The hard-cap struggles of the NFL. How to improve, but yet stay financially flexible. It’s a dance every team does every offseason, but it’s especially important for those with generational quarterbacks. Sure the Los Angeles Rams defeated the Cincinnati Bengals in the Super Bowl, but I wouldn’t argue with anyone who says the best two teams last season were the Buffalo Bills and the Kansas City Chiefs.

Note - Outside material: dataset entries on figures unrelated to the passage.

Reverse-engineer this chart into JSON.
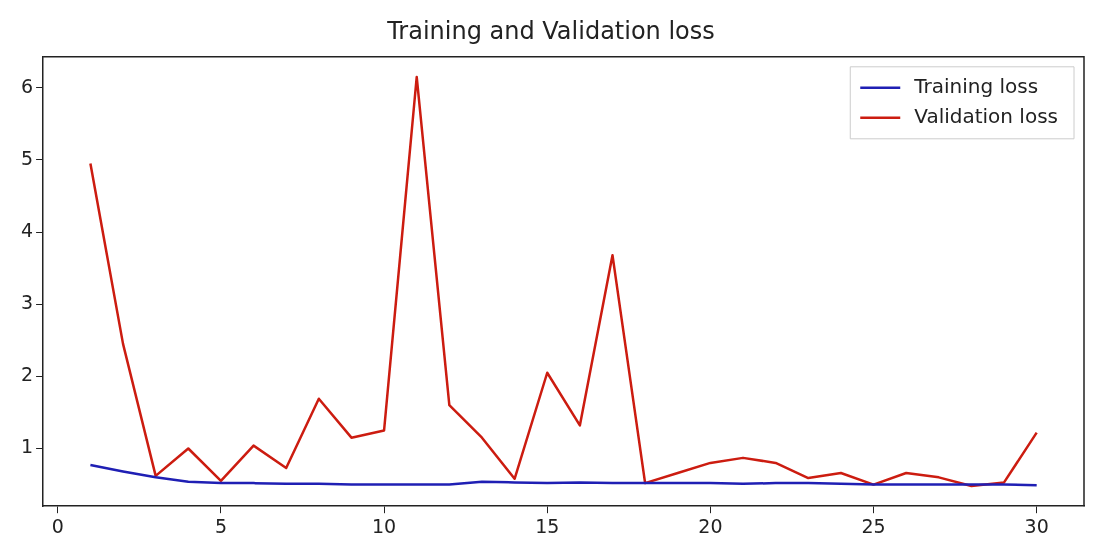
{
  "chart_data": {
    "type": "line",
    "title": "Training and Validation loss",
    "x": [
      1,
      2,
      3,
      4,
      5,
      6,
      7,
      8,
      9,
      10,
      11,
      12,
      13,
      14,
      15,
      16,
      17,
      18,
      19,
      20,
      21,
      22,
      23,
      24,
      25,
      26,
      27,
      28,
      29,
      30
    ],
    "series": [
      {
        "name": "Training loss",
        "color": "#1f1fb4",
        "values": [
          0.77,
          0.68,
          0.6,
          0.54,
          0.52,
          0.52,
          0.51,
          0.51,
          0.5,
          0.5,
          0.5,
          0.5,
          0.54,
          0.53,
          0.52,
          0.53,
          0.52,
          0.52,
          0.52,
          0.52,
          0.51,
          0.52,
          0.52,
          0.51,
          0.5,
          0.5,
          0.5,
          0.5,
          0.5,
          0.49
        ]
      },
      {
        "name": "Validation loss",
        "color": "#cc1c10",
        "values": [
          4.95,
          2.45,
          0.62,
          1.0,
          0.55,
          1.04,
          0.73,
          1.69,
          1.15,
          1.25,
          6.15,
          1.6,
          1.15,
          0.58,
          2.05,
          1.32,
          3.68,
          0.52,
          0.66,
          0.8,
          0.87,
          0.8,
          0.59,
          0.66,
          0.5,
          0.66,
          0.6,
          0.48,
          0.53,
          1.22
        ]
      }
    ],
    "xlim": [
      -0.45,
      31.45
    ],
    "xticks": [
      0,
      5,
      10,
      15,
      20,
      25,
      30
    ],
    "ylim": [
      0.2,
      6.43
    ],
    "yticks": [
      1,
      2,
      3,
      4,
      5,
      6
    ],
    "grid": false,
    "legend": "top right",
    "marker": "none",
    "line_style": "solid"
  }
}
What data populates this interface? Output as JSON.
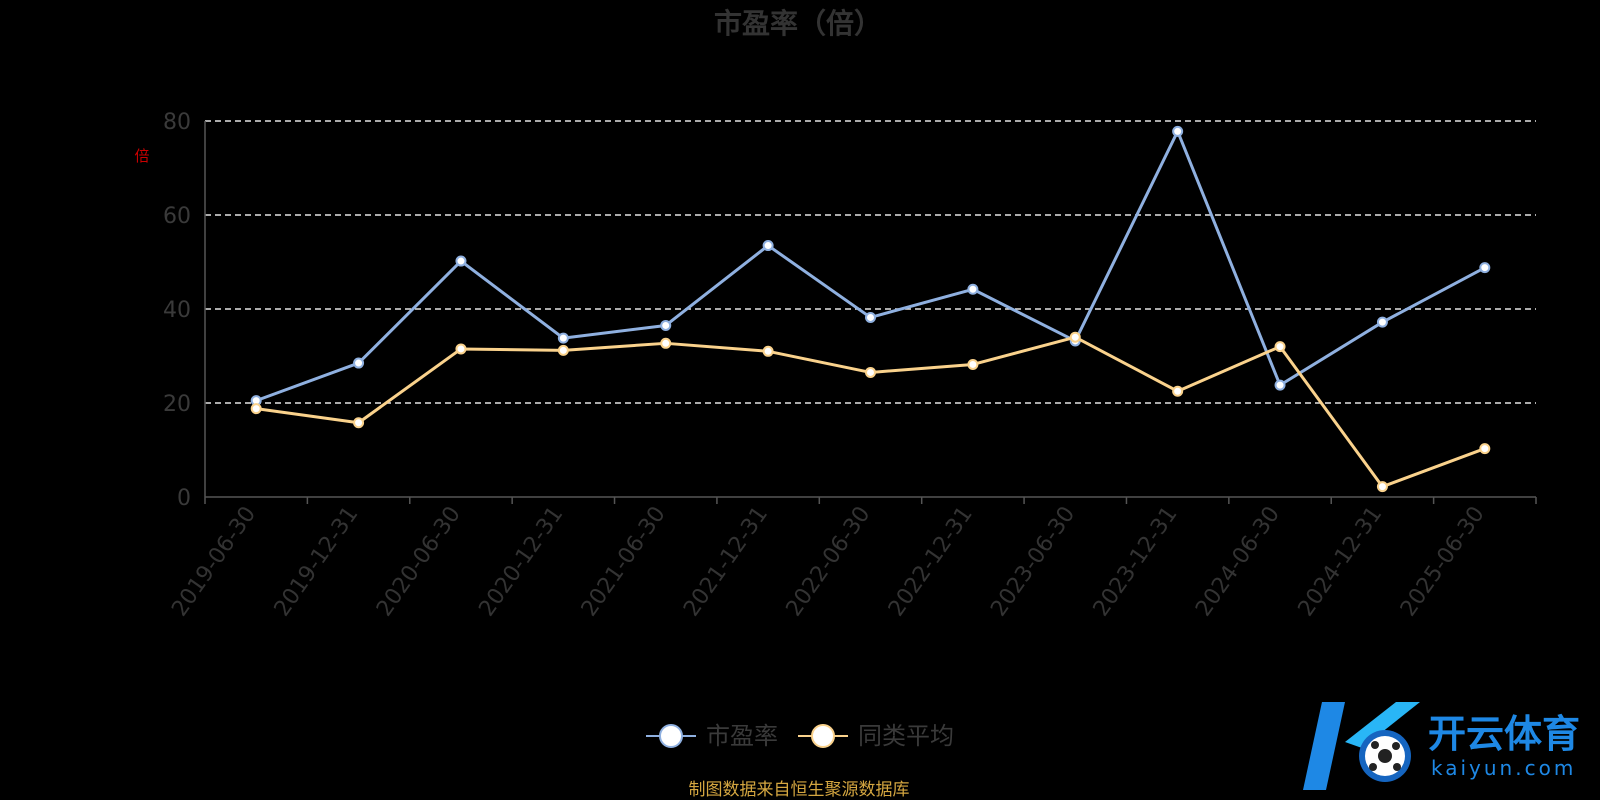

They played one of the most entertaining playoff games of all time with Patrick Mahomes and Josh Allen looking like the S-tier quarterbacks of the NFL. Both players are still well under 30-years-old, so it’s going to be an arms race for the rest of their careers as the teams try to keep up with each other and maximize the time they have with these superstars. It can be seen in the moves that both teams have made this offseason, but they are going about assembling these rosters in entirely different ways. The Bills are pushing all the chips to the table, as a franchise that has never won a championship, while the Chiefs are gradually getting younger, and giving themselves the ability to build another long-term contender.
Of course the biggest difference is what happened yesterday. The Buffalo Bills signed Stefon Diggs to a four-year contract extension, and was guaranteed $70 million per ESPN’s Adam Schefter. Certainly Allen’s improvement is a major reason for the Bills’ recent success, but no one was talking Super Bowl about this team until the arrival of Diggs. He changed everything for them, and the Bills signed a fat check to keep him happy. Of the three big wide receiver contracts signed this offseason it only trails one player — Tyreek Hill.
The Chiefs decided that arguably the most explosive skill-position player in the history of the NFL was not worth what he requested. Their desire this offseason was not to part ways with a talent that keeps defenses eyes bulged and knees knocking every single snap. However, they decided they could not accommodate Hill’s request to be the highest paid wide receiver in the NFL after the Las Vegas Raiders guaranteed Davante Adams $67 million. According to The MMQB’s Albert Breer, Hill wanted to beat Adams in every metric, and at $72.2 million and, for now, averages out to $30 million per year compared to Adams’ $26 million.
That’s not all of the big money that the Bills had to dish out this offseason. They matched the Chicago Bears’ restricted free agent offer sheet for offensive lineman Ryan Bates — 4 years, $17 million with two years fully guaranteed — and they signed Von Miller to a contract that guarantees him over $51 million. Even if the six-year, $120 million reported number is one of those NFL optical illusion contracts, the Bills are on the hook for over $50 million of that the next three seasons, per Spotrac.
In Kansas City, the Chiefs have attempted to stay out of sight, out of mind with most of their offseason moves. With the money they saved by trading Hill, they signed standout former Houston Texas safety Justin Reid to a 3-year contract with $21 million guaranteed. They then spread some more money around their receiving corps, adding Marques Valdes-Scantling and JuJu Smith-Schuster. Scantling signed a three-year, $30 million contract, half of which is guaranteed, and he claims that he turned down more money to play for the Chiefs. Smith-Schuster is on a one-year deal with Chiefs as they hope he can return to the explosive player he was before injuries and Ben Roethlisberger ran out of gas. The Chiefs also used their franchise tag on starting left tackle Orlando Brown Jr.
The Bills did more than simply make it rain for a few players. They added some depth to their defensive line and pass rush by bringing back Jordan Phillips and Shaq Lawson, who had their best season with the Bills, and added Tim Settle and DaQuan Jones. At the skill positions, they brought in Jamison Crowder and O.J. Howard, hoping a change of scenery can get them back to what they used to be.
Both the Bills and the Chiefs are smart enough to know it’s a delicate game when balancing rosters around special quarterbacks. There’s times to help them out directly with weapons, and other times to build out a roster that can do its job in all phases of the game, and trust the golden goose to make decent players, dangerous players.
The Chiefs didn’t floor the gas pedal the way that the Bills did, and they’re going to be better for it. Not only were they able to save money and possibly improve their defensive backfield with the Reid signing, they have four picks in the first two rounds of the draft. The wide receiver class is deep this year, maybe their next Hill is waiting for them, and can be brought along properly with Mahomes and two veteran receivers like Valdez-Scantling and Smith-Schuster. That can be done, and still more depth can be added on the offensive line, or to a defense that rose from the ashes the second half of last season.
What the Bills did was admirable. They lost again to the Chiefs and decided to go hard to make sure it doesn’t happen a third consecutive time. Maybe their regular season doesn’t end as poorly as it did last year and they can host the game. But it appears that in Kansas City, they’re settling in for a long haul around possibly the best player to ever throw a football.